I can’t believe it is already September, but I am happy to say that we have over a month left of CSA. Thank goodness because the garden is really getting good. I find it funny that kids go to school and Labor Day passes and everyone thinks summer is over. Let me tell you, NOT SO. Isn’t that the best news you’ve had all week? Get ready for some great veggies and get in the “putting food by” mood so you can eat Rainshadow year round!!
Our turkeys are growing like crazy! We have several varieties of heritage birds including the Bourbon Red, Holland White, Spanish Black, Naragansit, Chocolate, and more. Put your $30 deposit on one at the farmers market. We will be harvesting them just before Thanksgiving and delivering them fresh for $7 per pound.
I planted this stuff called Shiso. Its a very interesting herb. Grows like basil. Tastes like… shiso. Everyone is going to get a great big bunch of it this week (if it doesn’t freeze) and I am going to include several recipes here so that you know what to do with all of it.
2 ounces green shiso leaves (japanese perilla)
1 ounces grated pecorino romano
1 teaspoon kosher salt (halve if using regular salt)
1/2 cup olive oil
1 tablespoon lime juice (from 1/2 a lime)

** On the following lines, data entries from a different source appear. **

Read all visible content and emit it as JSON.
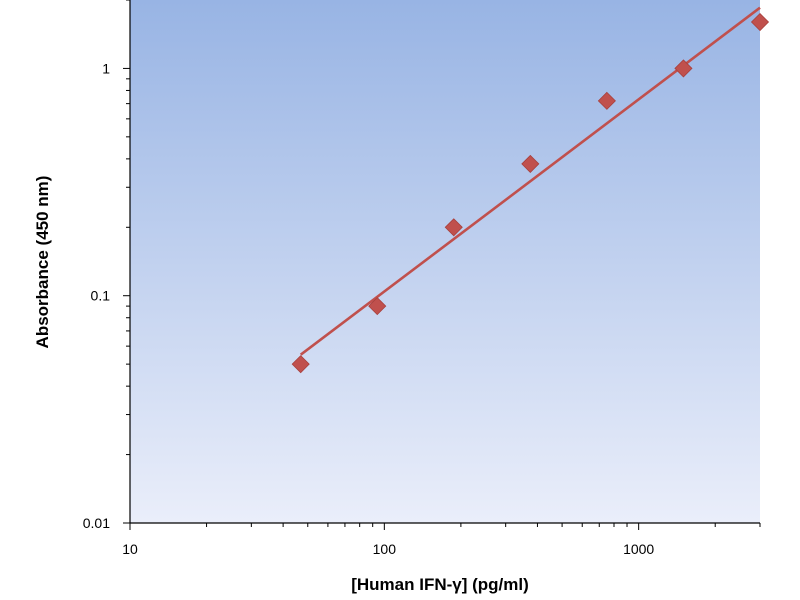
{
  "chart_data": {
    "type": "scatter",
    "title": "",
    "xlabel": "[Human IFN-γ] (pg/ml)",
    "ylabel": "Absorbance (450 nm)",
    "x_scale": "log",
    "y_scale": "log",
    "xlim": [
      10,
      3000
    ],
    "ylim": [
      0.01,
      2
    ],
    "x_ticks": [
      10,
      100,
      1000
    ],
    "x_tick_labels": [
      "10",
      "100",
      "1000"
    ],
    "y_ticks": [
      0.01,
      0.1,
      1
    ],
    "y_tick_labels": [
      "0.01",
      "0.1",
      "1"
    ],
    "grid": false,
    "legend": "none",
    "series": [
      {
        "marker": "diamond",
        "color": "#c0504d",
        "x": [
          46.9,
          93.8,
          187.5,
          375,
          750,
          1500,
          3000
        ],
        "y": [
          0.05,
          0.09,
          0.2,
          0.38,
          0.72,
          1.0,
          1.6
        ]
      }
    ],
    "fit": {
      "color": "#c0504d",
      "x": [
        46.9,
        3000
      ],
      "y": [
        0.055,
        1.85
      ]
    },
    "background_gradient": [
      "#98b4e4",
      "#eaeefa"
    ]
  }
}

8 ounces linguine, cooked according to package directions
small handful of pine nuts or coco nibs, toasted
Put the shiso, cheese, salt, olive oil, and lime juice, in a blender or the work-bowl of a food processor and whirl it around until it’s a fine green puree.
Boil the pasta according to the package directions in generously salted water. When the pasta is done, strain it well and toss it in a bowl adding the pesto a bit at a time until it reaches your desired level of flavor.

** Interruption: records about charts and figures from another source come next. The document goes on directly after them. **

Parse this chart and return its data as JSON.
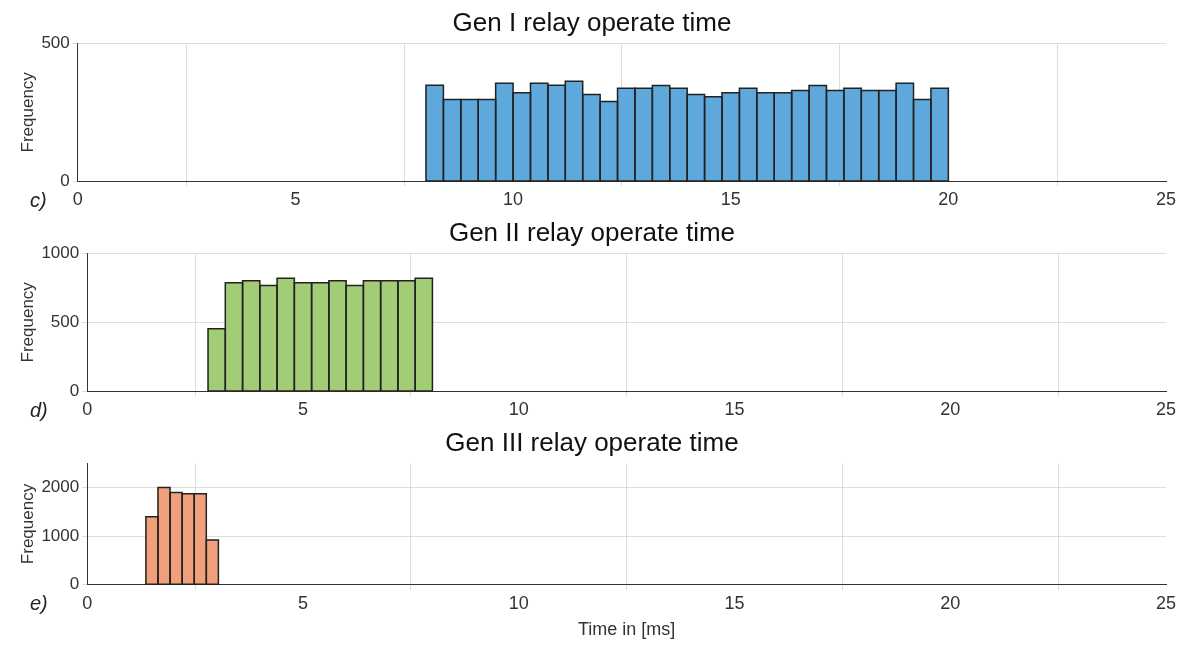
{
  "chart_data": [
    {
      "type": "histogram",
      "title": "Gen I relay operate time",
      "ylabel": "Frequency",
      "annotations": [
        "c)"
      ],
      "color": "#5fa8dc",
      "bins": [
        8,
        8.4,
        8.8,
        9.2,
        9.6,
        10,
        10.4,
        10.8,
        11.2,
        11.6,
        12,
        12.4,
        12.8,
        13.2,
        13.6,
        14,
        14.4,
        14.8,
        15.2,
        15.6,
        16,
        16.4,
        16.8,
        17.2,
        17.6,
        18,
        18.4,
        18.8,
        19.2,
        19.6,
        20
      ],
      "values": [
        348,
        296,
        296,
        296,
        355,
        321,
        355,
        348,
        362,
        314,
        289,
        337,
        337,
        347,
        337,
        314,
        306,
        321,
        337,
        321,
        321,
        329,
        347,
        329,
        337,
        329,
        329,
        355,
        296,
        337
      ],
      "xlim": [
        0,
        25
      ],
      "xticks": [
        0,
        5,
        10,
        15,
        20,
        25
      ],
      "ylim": [
        0,
        500
      ],
      "yticks": [
        0,
        500
      ],
      "grid": true
    },
    {
      "type": "histogram",
      "title": "Gen II relay operate time",
      "ylabel": "Frequency",
      "annotations": [
        "d)"
      ],
      "color": "#a2cc75",
      "bins": [
        2.8,
        3.2,
        3.6,
        4,
        4.4,
        4.8,
        5.2,
        5.6,
        6,
        6.4,
        6.8,
        7.2,
        7.6,
        8
      ],
      "values": [
        454,
        787,
        800,
        767,
        818,
        787,
        787,
        800,
        767,
        800,
        800,
        800,
        818
      ],
      "xlim": [
        0,
        25
      ],
      "xticks": [
        0,
        5,
        10,
        15,
        20,
        25
      ],
      "ylim": [
        0,
        1000
      ],
      "yticks": [
        0,
        500,
        1000
      ],
      "grid": true
    },
    {
      "type": "histogram",
      "title": "Gen III relay operate time",
      "xlabel": "Time in [ms]",
      "ylabel": "Frequency",
      "annotations": [
        "e)"
      ],
      "color": "#f0a07a",
      "bins": [
        1.36,
        1.64,
        1.92,
        2.2,
        2.48,
        2.76,
        3.04
      ],
      "values": [
        1400,
        2000,
        1900,
        1870,
        1870,
        920
      ],
      "xlim": [
        0,
        25
      ],
      "xticks": [
        0,
        5,
        10,
        15,
        20,
        25
      ],
      "ylim": [
        0,
        2500
      ],
      "yticks": [
        0,
        1000,
        2000
      ],
      "grid": true
    }
  ]
}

Plate the pasta and top with toasted pine nuts or coco nibs. You can also add some uni or ikura on top for some extra color and brine.
I found this website which covers 43 things to do with Shiso!!! They are all great ideas and you probably have enough to do all of them 🙂 This stuff is crazy for sure. Good luck to you.
Garnishes and condiments
~ Sprout the seeds and eat the sprouts.
~ When the plant blossoms, snip and eat the buds.
~ Dry the leaves and grind with salt (and optionally, sesame) to make a shiso salt that may be used as a furikake.
~ Fry the leaves in a tempura batter.
~ Make shiso oil to drizzle over gazpacho.
~ Pickle it with cucumbers.
~ Preserve the leaves in salt.
~ Soba salad with shiso, with bonus information on the Qi boosting properties of shiso.
~ Sprinkle if over tofu, as in Chika’s tofu à la mode.
~ Use it with rice: in onigiri, or over a bowl of steamed rice, or in fried rice.
~ Use it in this avocado and grapefruit salad.
~ Sprinkle it over a carrot and ginger soup.
~ Add it to a cucumber salad with rice vinegar.
~ Add it to pasta with olive oil, nori, soy sauce, butter, salt, and pepper.
~ Make shiso pesto for pasta.
~ Make pan-fried shiso & tofu “sandwiches”.
~ Make spring rolls with shiso and mushrooms.
Fish and shellfish
~ Slip a piece of leaf between the rice and the fish in nigirisushi, or inside maki.
~ Serve it with sashimi or chirashi sushi.
~ Use it in a tartare of mackerel marinated in fresh ginger and soy sauce.
~ Make a mignonette of shiso and mango to eat with raw oysters.
~ Put it inside a rolled pork fillet that you will poach and slice.
~ Make a pan-fried roulade of chicken stuffed with chopped umeboshi and shiso.
~ Make a Vietnamese-inspired shiso wrap: shiso + rice vermicelli + bbq vietnamese pork, rolled in soft rice paper. You can fry these rolls, or eat them as is.
~ Wrap it around some meat or veggies and pan fry them, then add a little soy sauce, mirin, and sesame seeds.
~ Make an infusion with the leaves, to drink hot or cold.
~ Make shiso juice with purple shiso.
~ Try infusing it for cockails, such as Alchemology’s shiso vodka, or just use in place of mint to make a shiso mojito.
~ Use it on fruit, fruit salads and fruit soups: think strawberries, peaches, oranges, pineapple…
~ Mix it with sugar (and optionally lime zest) to make shiso sugar or shiso lime sugar to sprinkle on crêpes and other desserts.
~ Use it to flavor macarons, such as the ones François Payard made for a fundraiser for Japan.
HOPS for sale!!! Let me know if you are interested. Seems like home brewing season to me.
I would also like to include some pictures of my favorite volunteers. They have moved on now… back to school, etc… but they really made our summer fabulous. They worked hard every day. Laughed much. And enjoyed our food more than anything. Having the garden at your disposal can be daunting, but can also be the greatest adventure and these girls made the very most of it. Huge thanks to Bridget and Heather.